Corpses littered the streets

For the civilian population of Stalingrad, their daily lives during the months-long siege were horrific. Bodies littered the streets and clogged up the Volga River, the only source of drinking water. People would just push corpses aside, load up on water, and — if they were lucky — boil the water before drinking it. "The bank of the river was covered in dead fish mixed with human heads, arms, and legs, all lying on the beach," Konstanin Duvanov, a Russian soldier, recalled (via BBC News). "They were the remains of people who were being evacuated across the Volga, when they were bombed."

Some residents resorted to subsisting on clay, but even then they had to be careful. "My mother would throw away the bits of clay that were soaked in blood, and then take the rest and filter it through a piece of cloth," Valentina Savelyeva, who was a child during the battle, remembered.

Mass graves

By December 1942, as the German Army faced not just the Red Army but hunger and the bitter Russian winter, they weren't choosy about where they buried their fallen comrades. Henry Shapiro, a United Press reporter, noticed that "sometimes they haven't time to dig individual graves. I saw mass graves sometimes" due to the huge amount of casualties.

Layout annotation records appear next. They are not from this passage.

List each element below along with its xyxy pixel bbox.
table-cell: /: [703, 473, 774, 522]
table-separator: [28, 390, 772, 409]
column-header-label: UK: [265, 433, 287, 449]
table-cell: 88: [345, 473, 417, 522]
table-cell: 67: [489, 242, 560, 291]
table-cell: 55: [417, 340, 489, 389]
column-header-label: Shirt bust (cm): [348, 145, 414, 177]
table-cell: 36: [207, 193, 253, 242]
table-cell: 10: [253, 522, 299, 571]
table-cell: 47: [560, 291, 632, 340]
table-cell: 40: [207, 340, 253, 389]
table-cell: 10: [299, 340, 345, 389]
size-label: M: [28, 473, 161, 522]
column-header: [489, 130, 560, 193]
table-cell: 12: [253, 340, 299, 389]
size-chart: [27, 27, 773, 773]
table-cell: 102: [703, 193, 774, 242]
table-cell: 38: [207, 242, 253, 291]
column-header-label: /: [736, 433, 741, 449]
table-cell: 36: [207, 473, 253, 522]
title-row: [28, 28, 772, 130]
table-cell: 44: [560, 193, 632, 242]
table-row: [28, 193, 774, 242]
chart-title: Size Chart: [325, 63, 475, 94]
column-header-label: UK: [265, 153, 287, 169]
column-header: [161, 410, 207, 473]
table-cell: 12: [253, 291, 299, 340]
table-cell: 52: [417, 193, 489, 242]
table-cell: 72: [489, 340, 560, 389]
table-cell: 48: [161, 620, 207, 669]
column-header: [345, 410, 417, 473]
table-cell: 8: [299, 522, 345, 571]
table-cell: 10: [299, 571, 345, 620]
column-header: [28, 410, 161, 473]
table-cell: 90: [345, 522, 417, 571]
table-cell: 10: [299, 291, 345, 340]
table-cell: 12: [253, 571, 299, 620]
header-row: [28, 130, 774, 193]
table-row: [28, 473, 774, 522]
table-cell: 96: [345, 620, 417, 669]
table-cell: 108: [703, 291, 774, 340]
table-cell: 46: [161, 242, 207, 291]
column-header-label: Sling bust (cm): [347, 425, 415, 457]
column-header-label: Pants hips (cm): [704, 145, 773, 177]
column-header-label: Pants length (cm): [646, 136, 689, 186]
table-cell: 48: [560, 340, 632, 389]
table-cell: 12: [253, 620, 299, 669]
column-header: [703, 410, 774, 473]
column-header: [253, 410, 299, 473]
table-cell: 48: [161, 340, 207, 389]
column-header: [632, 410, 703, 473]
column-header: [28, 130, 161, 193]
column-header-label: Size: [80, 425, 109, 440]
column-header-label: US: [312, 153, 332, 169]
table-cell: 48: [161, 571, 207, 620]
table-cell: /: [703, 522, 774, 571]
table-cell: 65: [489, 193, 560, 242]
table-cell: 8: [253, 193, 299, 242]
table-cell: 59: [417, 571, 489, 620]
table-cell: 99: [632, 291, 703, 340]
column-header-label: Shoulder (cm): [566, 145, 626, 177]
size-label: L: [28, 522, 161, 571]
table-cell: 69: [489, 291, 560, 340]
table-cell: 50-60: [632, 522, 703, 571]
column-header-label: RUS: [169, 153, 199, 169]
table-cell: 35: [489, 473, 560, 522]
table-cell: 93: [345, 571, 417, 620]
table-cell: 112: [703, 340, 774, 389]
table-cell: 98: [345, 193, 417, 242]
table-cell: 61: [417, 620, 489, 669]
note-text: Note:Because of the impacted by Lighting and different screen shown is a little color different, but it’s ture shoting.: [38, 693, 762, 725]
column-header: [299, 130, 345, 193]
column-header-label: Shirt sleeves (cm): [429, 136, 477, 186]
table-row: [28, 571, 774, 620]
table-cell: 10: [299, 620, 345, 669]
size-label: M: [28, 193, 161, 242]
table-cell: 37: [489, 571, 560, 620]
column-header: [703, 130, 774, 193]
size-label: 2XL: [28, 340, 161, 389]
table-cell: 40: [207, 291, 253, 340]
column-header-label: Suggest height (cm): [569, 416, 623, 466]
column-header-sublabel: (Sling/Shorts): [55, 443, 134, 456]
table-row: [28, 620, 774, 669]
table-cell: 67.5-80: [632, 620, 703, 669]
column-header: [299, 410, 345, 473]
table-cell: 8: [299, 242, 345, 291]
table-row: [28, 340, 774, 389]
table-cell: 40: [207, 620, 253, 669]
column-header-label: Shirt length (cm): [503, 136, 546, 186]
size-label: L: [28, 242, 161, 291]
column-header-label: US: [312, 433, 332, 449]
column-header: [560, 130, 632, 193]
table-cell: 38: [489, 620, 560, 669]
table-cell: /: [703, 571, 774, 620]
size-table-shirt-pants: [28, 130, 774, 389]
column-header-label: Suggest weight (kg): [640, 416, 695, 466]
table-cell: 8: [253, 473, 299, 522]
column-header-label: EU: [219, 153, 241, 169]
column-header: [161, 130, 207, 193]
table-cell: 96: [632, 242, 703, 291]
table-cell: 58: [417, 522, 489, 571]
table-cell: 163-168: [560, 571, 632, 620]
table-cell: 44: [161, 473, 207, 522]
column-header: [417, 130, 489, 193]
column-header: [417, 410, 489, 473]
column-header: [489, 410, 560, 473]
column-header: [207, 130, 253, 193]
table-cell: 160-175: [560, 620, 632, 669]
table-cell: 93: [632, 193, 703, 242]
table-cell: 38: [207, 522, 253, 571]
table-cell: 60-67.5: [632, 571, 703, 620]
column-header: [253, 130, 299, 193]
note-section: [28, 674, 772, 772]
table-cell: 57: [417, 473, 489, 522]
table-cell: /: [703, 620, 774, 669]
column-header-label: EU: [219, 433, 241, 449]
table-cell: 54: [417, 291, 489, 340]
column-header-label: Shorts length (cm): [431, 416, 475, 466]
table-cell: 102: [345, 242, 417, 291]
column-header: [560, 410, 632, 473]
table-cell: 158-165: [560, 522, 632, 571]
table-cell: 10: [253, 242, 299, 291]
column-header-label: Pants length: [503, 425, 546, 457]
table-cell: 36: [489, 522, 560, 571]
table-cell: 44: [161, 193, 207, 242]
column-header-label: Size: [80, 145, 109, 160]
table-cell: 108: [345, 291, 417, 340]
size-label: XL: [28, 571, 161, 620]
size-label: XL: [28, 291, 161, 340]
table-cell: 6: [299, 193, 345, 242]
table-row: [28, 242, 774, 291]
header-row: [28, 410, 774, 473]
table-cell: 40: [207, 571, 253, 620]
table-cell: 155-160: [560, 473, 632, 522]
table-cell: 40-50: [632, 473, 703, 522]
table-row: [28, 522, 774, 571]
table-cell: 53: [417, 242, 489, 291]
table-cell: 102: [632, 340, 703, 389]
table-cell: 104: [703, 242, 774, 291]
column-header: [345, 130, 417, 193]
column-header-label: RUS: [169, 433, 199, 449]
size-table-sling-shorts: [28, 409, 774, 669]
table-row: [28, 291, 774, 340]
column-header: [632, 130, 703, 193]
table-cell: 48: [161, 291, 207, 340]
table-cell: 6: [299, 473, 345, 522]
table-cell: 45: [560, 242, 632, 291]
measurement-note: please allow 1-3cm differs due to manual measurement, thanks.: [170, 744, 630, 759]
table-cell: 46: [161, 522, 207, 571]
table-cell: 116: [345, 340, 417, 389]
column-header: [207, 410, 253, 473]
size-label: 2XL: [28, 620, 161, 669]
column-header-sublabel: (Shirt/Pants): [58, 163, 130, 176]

At the beginning of February 1943, following a counteroffensive by the Red Army that had encircled the German troops and their allies, they surrendered to the Russians. In the aftermath of the battle, the Russians threw the German dead — who hadn't been buried by their own side — into hastily constructed mass graves. "Due to the threat of epidemic at that time there was a rush to remove the countless corpses of men and animals as soon as possible," a spokesperson for the German War Graves Commission told the Daily Mail in 2018. "Earth holes, gorges and streams became mass graves."

The Motherland Calls

Many of the Red Army dead also ended up in mass graves. On the highest spot of the city, overlooking the Volga River, stands a giant statue of a woman with a sword in one hand, her other arm outstretched. Underneath this 20-story tall monument, called the Motherland Calls, lies the remains of 35,000 soldiers. Nearby, the Hall of Heroes commemorates the Russian casualties with an eternal flame and the names of more than 7,000 dead inscribed in stone and watched over by four Russian soldiers.

There is also a memorial dedicated to the Unknown soldier, representing all those who died without being identified. "Your name is unknown," reads the plaque (via UNESCO). "Your deed is immortal. Eternal glory." But even today, the remains of soldiers from both the German and Russian armies continue to turn up. "Every year in the former Stalingrad on average three to four mass graves are found," the representative of the German War Graves Commission said.

Bodies are still being found

In 2018, Russian workers laying pipe in Volgograd discovered a grave containing more than 1,800 German soldiers and their horses who died during the battle. This was far from the first such find. Searchers continue to locate several hundred bodies at the massive battle site each summer. They sometimes use metal detectors to try to find items like cutlery that might have the soldiers' names scratched on them. The hope is that this could aid in identifying the dead.

"There are still a lot of relatives who have hope to find their relative, to know anything [about] where they died or how they died," Mikhail Shuvarikov, a volunteer searcher, said in 2018. Following excavations and possible identification, many of the remains end up at the nearby Rossoshka Military Cemetery. There, both German and Russian war dead lay on the same hallowed ground where they once fought each other more than 80 years ago.